CB radio fan always there for family
MARY-ELLEN SAUNDERS
TELEGRAPH-JOURNAL
Published Tuesday March 25th, 2008
Appeared on page C8
BACK BAY - Helen Cook was always there to listen when anyone in the family needed to talk.
She was a wife, mother of five, grandmother of 10 and great-grandmother of 10.
"She was a loving and giving person, very generous," said Helen's daughter-in-law, Lois Cook.
"I will miss talking to her, just going down to see her. She was always interesting to talk to. She talked about a lot of different things."
Helen died on Sunday at the age of 86 at the Charlotte County Hospital after a long battle with osteoporosis.
Her husband, Carroll Cook, said Helen grew up in New York. The couple met when their train was derailed on its way to Prince Edward Island. Carroll said he was in the army and was on his way to training camp and Helen was on her way to visit family.
When he met Helen on the train that first time, Carroll said, he thought she was beautiful and they just started talking and he gave her his address.
"She just kept on writing," said Carroll.
Carroll said while he was away at war, he and Helen wrote back and forth to each other until the war was over and she moved from New York to Back Bay to get married and start their life together. The day they were reunited, Carroll said Helen was just as pretty and wonderful as he remembered her. They were married 62 years.
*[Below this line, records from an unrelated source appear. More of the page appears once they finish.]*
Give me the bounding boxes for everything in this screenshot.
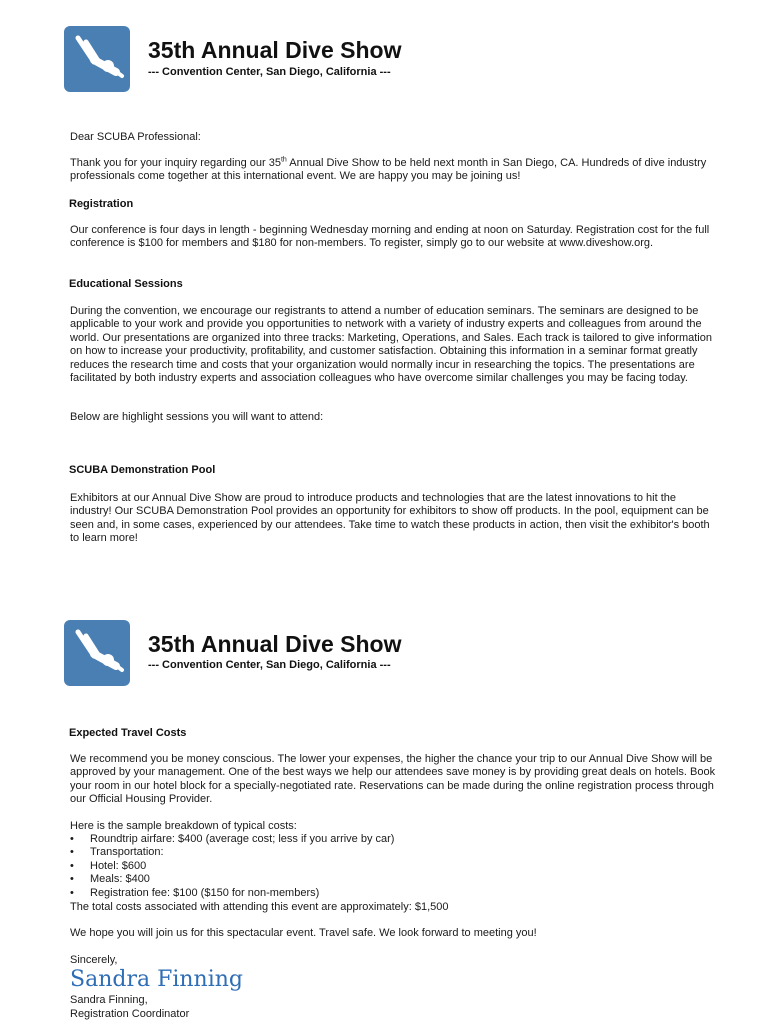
- intro-paragraph: [70, 157, 720, 184]
- logo: [64, 620, 130, 686]
- list-item: • Transportation:: [70, 846, 394, 859]
- scuba-diver-icon: [64, 26, 130, 92]
- list-item: • Roundtrip airfare: $400 (average cost; less if you arrive by car): [70, 833, 394, 846]
- signer-name: Sandra Finning,: [70, 994, 148, 1006]
- signer-title: Registration Coordinator: [70, 1008, 190, 1020]
- registration-heading: Registration: [69, 198, 134, 210]
- sincerely: Sincerely,: [70, 954, 118, 966]
- sessions-heading: Educational Sessions: [69, 278, 183, 290]
- page-subtitle: --- Convention Center, San Diego, California ---: [148, 659, 391, 671]
- list-item: • Meals: $400: [70, 873, 394, 886]
- intro-superscript: th: [280, 156, 287, 164]
- travel-paragraph: We recommend you be money conscious. The lower your expenses, the higher the chance your trip to our Annual Dive Show will be approved by your management. One of the best ways we help our attendees save money is by providing great deals on hotels. Book your room in our hotel block for a specially-negotiated rate. Reservations can be made during the online registration process through our Official Housing Provider.: [70, 753, 716, 806]
- pool-paragraph: Exhibitors at our Annual Dive Show are proud to introduce products and technologies that are the latest innovations to hit the industry! Our SCUBA Demonstration Pool provides an opportunity for exhibitors to show off products. In the pool, equipment can be seen and, in some cases, experienced by our attendees. Take time to watch these products in action, then visit the exhibitor's booth to learn more!: [70, 492, 710, 545]
- breakdown-intro: Here is the sample breakdown of typical costs:: [70, 820, 297, 832]
- sessions-paragraph: During the convention, we encourage our registrants to attend a number of education seminars. The seminars are designed to be applicable to your work and provide you opportunities to network with a variety of industry experts and colleagues from around the world. Our presentations are organized into three tracks: Marketing, Operations, and Sales. Each track is tailored to give information on how to increase your productivity, profitability, and customer satisfaction. Obtaining this information in a seminar format greatly reduces the research time and costs that your organization would normally incur in researching the topics. The presentations are facilitated by both industry experts and association colleagues who have overcome similar challenges you may be facing today.: [70, 305, 712, 385]
- page-subtitle: --- Convention Center, San Diego, California ---: [148, 66, 391, 78]
- page-title: 35th Annual Dive Show: [148, 37, 402, 63]
- registration-paragraph: Our conference is four days in length - beginning Wednesday morning and ending at noon on Saturday. Registration cost for the full conference is $100 for members and $180 for non-members. To register, simply go to our website at www.diveshow.org.: [70, 224, 710, 250]
- intro-text-a: Thank you for your inquiry regarding our 35: [70, 157, 281, 169]
- total-cost-text: The total costs associated with attending this event are approximately: $1,500: [70, 901, 449, 913]
- salutation: Dear SCUBA Professional:: [70, 131, 201, 143]
- intro-text-b: Annual Dive Show to be held next month in San Diego, CA. Hundreds of dive industry professionals come together at this international event. We are happy you may be joining us!: [70, 157, 707, 183]
- signature: Sandra Finning: [70, 967, 243, 992]
- pool-heading: SCUBA Demonstration Pool: [69, 464, 216, 476]
- closing-paragraph: We hope you will join us for this spectacular event. Travel safe. We look forward to meeting you!: [70, 927, 537, 939]
- scuba-diver-icon: [64, 620, 130, 686]
- cost-list: [70, 833, 394, 900]
- list-item: • Hotel: $600: [70, 860, 394, 873]
- travel-heading: Expected Travel Costs: [69, 727, 187, 739]
- list-item: • Registration fee: $100 ($150 for non-members): [70, 887, 394, 900]
- page-title: 35th Annual Dive Show: [148, 631, 402, 657]
- logo: [64, 26, 130, 92]
- highlight-paragraph: Below are highlight sessions you will want to attend:: [70, 411, 324, 423]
"She had five kids, so that kept her busy," said Carroll. "She cooked, did things around the house, planted flowers, picked berries. "¦
"I will miss everything about her. We got along good."
Doug Cook, eldest of five children, said as a stay-at-home mom, Helen was always there for him.
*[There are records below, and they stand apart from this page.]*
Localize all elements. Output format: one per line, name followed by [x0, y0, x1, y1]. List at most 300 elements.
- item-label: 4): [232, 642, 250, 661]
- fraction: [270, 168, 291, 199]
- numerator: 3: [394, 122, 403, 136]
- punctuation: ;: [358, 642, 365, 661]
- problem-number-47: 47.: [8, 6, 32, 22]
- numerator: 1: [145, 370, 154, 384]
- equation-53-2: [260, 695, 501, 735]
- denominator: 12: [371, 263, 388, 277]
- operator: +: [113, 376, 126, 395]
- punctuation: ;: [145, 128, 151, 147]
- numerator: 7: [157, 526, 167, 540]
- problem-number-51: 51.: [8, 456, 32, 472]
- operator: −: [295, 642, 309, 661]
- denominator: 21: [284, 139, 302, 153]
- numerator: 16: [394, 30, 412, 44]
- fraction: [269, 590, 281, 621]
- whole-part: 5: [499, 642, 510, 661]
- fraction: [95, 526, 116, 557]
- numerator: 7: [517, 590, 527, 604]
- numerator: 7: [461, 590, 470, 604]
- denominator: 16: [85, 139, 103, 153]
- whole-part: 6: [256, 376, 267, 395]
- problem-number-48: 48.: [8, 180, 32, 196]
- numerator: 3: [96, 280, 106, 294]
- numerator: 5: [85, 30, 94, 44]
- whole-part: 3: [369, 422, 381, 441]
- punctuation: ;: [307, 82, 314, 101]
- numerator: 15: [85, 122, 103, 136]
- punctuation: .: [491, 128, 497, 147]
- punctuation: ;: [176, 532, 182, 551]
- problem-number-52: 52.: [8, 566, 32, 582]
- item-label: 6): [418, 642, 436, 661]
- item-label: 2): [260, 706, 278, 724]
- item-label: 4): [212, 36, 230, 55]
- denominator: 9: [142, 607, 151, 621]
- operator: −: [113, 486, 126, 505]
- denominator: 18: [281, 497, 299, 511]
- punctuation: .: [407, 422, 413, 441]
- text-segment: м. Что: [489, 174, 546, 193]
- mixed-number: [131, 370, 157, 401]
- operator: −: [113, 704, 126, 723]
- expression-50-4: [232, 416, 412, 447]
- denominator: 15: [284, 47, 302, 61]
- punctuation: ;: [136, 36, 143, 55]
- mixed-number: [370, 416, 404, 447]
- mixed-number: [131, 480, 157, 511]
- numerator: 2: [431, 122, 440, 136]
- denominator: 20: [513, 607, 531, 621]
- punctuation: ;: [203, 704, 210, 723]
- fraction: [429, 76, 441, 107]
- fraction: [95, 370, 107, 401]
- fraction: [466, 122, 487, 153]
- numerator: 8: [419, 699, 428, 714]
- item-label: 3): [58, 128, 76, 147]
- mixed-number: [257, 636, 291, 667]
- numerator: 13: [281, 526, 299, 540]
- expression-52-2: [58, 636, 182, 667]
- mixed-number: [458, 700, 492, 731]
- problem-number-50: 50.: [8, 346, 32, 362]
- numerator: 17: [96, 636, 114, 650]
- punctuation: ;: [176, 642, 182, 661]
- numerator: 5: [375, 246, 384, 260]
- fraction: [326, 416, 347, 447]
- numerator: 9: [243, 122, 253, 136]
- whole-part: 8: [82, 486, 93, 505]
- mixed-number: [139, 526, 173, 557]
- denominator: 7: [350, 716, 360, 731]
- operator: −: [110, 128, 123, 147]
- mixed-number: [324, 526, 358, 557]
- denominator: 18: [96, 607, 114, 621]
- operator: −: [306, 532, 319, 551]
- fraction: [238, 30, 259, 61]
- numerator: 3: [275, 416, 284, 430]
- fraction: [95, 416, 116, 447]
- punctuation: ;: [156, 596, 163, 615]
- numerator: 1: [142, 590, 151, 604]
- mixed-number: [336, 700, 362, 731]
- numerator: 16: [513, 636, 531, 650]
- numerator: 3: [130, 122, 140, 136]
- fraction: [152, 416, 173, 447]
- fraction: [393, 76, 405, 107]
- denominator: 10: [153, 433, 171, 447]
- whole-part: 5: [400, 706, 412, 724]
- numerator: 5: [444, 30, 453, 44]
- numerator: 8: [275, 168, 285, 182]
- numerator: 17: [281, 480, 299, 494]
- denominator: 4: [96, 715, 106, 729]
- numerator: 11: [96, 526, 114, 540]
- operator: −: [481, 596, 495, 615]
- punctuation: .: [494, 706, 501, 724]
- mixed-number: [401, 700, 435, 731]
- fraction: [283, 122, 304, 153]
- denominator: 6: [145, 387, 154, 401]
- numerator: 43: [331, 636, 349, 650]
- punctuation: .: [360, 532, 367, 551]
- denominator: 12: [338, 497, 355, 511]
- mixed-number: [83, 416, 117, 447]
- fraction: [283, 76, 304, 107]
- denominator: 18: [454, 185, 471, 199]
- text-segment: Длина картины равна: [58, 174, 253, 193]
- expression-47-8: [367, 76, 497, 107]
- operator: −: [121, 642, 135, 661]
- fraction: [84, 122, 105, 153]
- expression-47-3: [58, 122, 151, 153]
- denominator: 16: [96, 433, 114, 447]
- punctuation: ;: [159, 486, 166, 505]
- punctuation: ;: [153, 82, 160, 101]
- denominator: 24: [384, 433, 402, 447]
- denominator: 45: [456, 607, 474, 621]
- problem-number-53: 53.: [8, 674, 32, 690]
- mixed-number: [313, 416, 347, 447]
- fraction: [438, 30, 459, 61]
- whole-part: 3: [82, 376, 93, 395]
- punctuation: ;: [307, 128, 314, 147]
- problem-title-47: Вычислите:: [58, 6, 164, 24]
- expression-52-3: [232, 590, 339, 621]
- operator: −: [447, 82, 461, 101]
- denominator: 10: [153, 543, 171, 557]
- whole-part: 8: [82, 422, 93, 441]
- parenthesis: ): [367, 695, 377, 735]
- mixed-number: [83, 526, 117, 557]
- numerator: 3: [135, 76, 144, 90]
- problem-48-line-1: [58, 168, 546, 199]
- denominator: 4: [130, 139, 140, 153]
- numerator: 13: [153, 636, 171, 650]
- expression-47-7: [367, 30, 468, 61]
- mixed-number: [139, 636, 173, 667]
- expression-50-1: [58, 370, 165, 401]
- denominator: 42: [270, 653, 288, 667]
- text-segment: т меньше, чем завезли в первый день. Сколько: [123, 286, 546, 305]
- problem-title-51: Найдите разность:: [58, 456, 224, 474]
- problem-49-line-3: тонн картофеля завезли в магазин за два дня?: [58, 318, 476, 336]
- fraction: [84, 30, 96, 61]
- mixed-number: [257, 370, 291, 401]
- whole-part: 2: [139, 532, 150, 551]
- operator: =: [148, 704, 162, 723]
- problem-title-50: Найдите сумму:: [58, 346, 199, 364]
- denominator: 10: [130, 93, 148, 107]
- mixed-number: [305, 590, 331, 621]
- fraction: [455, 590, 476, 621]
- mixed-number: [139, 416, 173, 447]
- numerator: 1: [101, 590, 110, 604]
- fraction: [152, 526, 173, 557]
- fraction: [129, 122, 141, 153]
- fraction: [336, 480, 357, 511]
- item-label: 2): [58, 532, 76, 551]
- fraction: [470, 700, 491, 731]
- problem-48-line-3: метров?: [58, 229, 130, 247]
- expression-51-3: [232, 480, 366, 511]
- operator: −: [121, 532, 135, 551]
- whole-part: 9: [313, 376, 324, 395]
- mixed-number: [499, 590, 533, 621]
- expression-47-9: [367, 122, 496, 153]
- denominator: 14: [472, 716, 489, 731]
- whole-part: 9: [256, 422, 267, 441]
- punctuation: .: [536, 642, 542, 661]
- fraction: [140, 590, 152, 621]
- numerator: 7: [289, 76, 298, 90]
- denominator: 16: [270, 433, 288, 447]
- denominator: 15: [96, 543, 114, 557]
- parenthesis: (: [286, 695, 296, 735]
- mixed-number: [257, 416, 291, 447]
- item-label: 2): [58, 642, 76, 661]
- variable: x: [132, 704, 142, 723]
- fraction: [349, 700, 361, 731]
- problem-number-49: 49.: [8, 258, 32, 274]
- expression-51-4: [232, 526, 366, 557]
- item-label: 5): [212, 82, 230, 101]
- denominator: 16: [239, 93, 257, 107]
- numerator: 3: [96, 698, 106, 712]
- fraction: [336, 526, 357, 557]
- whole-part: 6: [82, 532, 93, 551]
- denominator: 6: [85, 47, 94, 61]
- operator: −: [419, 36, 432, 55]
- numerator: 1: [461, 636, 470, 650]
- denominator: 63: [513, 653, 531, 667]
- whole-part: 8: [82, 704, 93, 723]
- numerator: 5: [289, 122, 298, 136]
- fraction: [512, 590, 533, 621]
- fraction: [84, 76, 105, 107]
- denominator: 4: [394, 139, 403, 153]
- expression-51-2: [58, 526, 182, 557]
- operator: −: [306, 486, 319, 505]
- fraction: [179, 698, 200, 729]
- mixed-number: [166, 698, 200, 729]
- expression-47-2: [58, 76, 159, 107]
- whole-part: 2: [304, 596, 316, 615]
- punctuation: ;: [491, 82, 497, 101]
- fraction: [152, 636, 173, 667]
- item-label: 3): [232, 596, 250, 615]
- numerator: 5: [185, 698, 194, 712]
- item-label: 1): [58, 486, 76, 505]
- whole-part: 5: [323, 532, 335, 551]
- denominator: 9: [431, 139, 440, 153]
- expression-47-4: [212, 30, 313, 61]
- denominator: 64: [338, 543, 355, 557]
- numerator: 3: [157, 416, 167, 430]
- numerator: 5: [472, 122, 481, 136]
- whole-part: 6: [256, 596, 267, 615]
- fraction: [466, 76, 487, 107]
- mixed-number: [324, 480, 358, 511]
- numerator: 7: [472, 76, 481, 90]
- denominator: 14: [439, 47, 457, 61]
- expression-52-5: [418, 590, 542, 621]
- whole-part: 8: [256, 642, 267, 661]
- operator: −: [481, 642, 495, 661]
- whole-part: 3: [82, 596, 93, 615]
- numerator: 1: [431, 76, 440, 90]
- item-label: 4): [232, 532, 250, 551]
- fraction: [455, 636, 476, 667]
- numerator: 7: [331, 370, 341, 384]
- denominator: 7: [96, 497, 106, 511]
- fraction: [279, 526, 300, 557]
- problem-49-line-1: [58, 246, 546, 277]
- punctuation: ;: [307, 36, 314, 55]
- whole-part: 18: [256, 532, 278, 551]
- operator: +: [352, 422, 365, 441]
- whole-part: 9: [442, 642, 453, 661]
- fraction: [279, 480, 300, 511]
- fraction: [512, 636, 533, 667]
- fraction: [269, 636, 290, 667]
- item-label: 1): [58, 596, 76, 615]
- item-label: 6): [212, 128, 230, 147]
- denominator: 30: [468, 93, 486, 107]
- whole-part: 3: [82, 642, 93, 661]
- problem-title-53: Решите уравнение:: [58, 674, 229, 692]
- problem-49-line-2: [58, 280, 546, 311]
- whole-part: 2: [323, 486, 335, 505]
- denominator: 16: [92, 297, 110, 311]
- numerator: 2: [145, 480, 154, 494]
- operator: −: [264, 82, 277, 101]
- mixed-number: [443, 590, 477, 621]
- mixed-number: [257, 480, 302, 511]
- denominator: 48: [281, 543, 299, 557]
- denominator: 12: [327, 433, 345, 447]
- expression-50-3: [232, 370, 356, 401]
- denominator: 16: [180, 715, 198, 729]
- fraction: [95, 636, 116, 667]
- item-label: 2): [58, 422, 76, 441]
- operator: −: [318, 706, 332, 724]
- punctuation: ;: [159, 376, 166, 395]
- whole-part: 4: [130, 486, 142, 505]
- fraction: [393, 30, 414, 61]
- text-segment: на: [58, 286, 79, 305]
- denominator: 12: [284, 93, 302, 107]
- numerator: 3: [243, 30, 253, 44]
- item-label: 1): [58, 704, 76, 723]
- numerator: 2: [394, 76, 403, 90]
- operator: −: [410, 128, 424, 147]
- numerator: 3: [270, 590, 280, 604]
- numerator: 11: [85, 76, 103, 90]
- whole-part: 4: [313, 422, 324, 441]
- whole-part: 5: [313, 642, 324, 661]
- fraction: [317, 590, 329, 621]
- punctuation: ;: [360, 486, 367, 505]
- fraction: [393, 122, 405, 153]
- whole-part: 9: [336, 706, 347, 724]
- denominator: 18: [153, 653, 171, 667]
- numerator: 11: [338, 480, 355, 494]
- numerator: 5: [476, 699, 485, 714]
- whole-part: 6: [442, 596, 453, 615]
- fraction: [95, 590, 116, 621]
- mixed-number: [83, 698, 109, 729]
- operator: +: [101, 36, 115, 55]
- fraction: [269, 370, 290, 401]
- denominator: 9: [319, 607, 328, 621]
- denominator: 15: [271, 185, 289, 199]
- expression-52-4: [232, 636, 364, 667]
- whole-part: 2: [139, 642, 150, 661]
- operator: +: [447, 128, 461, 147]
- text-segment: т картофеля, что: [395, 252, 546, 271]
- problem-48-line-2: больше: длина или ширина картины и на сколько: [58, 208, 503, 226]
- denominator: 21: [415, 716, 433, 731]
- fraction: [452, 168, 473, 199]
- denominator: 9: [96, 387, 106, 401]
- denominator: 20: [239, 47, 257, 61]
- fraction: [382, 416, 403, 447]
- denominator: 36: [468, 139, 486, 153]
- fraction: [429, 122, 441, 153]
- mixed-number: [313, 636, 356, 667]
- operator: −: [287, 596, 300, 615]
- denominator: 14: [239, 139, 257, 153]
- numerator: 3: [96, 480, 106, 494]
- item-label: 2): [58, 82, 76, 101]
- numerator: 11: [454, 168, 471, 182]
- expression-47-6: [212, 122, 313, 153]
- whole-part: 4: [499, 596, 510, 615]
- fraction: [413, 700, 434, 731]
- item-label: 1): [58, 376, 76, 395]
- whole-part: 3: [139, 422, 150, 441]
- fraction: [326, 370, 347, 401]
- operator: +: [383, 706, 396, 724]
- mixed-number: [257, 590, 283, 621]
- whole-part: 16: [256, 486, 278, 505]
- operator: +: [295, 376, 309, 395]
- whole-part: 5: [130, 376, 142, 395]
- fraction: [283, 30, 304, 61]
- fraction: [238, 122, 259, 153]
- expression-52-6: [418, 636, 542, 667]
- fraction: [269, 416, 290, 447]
"She was a great cook. Everything was homemade and she was a real good seamstress," said Doug.
Doug said his favourite food was his mother's bread, but the list of favourites was long.
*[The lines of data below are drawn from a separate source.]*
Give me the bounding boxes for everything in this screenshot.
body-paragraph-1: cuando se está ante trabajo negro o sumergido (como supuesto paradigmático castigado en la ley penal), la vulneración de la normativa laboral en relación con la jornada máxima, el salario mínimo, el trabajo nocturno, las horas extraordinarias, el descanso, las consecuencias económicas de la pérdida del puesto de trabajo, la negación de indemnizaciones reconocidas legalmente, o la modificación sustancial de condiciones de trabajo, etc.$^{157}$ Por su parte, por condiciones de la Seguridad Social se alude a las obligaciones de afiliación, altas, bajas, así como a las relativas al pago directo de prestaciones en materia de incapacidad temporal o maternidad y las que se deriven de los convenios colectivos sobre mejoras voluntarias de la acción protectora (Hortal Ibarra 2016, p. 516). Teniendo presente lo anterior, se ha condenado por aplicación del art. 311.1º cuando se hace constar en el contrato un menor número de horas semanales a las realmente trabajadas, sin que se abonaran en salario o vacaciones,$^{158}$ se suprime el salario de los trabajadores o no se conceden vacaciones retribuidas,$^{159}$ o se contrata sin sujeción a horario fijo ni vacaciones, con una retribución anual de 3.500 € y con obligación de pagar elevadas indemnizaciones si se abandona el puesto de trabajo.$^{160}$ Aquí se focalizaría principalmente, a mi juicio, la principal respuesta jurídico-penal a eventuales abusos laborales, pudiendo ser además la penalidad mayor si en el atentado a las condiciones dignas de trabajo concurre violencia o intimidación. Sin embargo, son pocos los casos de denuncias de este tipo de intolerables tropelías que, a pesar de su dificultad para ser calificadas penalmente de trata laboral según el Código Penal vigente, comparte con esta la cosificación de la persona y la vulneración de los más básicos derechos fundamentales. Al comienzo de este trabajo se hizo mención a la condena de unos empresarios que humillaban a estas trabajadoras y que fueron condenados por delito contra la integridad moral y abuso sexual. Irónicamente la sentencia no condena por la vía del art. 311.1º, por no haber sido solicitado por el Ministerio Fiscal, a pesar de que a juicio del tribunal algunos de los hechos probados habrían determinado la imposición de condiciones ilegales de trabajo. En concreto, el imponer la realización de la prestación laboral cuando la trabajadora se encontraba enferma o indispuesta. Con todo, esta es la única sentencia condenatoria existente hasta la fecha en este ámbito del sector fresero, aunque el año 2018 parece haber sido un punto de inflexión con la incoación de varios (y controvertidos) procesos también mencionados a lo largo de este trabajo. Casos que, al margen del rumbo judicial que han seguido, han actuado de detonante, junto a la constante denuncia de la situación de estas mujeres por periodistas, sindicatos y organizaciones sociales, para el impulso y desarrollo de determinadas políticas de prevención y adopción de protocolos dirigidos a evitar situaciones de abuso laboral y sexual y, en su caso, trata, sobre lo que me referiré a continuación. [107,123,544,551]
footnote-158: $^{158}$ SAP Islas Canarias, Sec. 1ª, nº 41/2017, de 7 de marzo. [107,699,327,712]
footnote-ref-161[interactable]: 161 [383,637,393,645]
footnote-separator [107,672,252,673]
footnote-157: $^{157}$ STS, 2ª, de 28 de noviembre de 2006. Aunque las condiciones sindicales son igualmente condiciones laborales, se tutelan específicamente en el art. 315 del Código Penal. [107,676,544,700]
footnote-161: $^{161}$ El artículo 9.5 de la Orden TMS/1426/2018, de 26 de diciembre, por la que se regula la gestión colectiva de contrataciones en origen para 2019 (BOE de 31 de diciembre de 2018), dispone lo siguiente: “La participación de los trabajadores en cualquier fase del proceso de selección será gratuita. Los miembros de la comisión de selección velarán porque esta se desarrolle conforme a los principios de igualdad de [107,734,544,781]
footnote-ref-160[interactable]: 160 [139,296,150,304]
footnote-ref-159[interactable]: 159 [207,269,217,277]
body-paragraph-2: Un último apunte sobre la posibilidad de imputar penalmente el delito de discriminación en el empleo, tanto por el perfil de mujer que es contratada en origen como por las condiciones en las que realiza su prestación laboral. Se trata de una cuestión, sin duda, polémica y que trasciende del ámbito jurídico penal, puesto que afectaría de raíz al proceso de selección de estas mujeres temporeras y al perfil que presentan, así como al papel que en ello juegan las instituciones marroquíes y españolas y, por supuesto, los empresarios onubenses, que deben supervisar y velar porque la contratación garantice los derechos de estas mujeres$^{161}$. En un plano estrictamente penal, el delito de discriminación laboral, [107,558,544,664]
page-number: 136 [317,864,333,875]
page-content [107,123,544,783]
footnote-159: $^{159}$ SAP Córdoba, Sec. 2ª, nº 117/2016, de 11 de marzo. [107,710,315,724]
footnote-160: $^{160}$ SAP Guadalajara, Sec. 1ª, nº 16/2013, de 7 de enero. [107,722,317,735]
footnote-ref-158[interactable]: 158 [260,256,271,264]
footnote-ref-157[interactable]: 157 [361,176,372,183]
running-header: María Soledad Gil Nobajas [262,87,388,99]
Helen Cook was known to make beautiful quilts and needlepoint work that she often gave away to friends and family.
Doug said his mother was a great listener and was an avid CB (citizens' band) radio enthusiast with the handle Grasshopper. He said for years, when the house was quiet, she would go into a small room off the living room and talk to people all over the world.
He said she was always getting lots of mail, post cards, pictures and letters from friends she had made on her CB that lived in different corners of the world.
Although his mother was from New York, Doug said she never talked about missing the city and never expressed any desire to go back. He said she graduated from a Catholic high school there and sometimes brought out her yearbook to show pictures of her youth, and people she graduated with that went on to become actors or actresses.
Her funeral will be held today at 2 p.m. at the Gary E. Waycott Memorial Chapel in St. George with Rev. Gordon Cooke officiating. Interment will take place at the St. George Rural Cemetery in the spring. In Helen's memory, donations to the charity of the donor's choice would be appreciated by the family.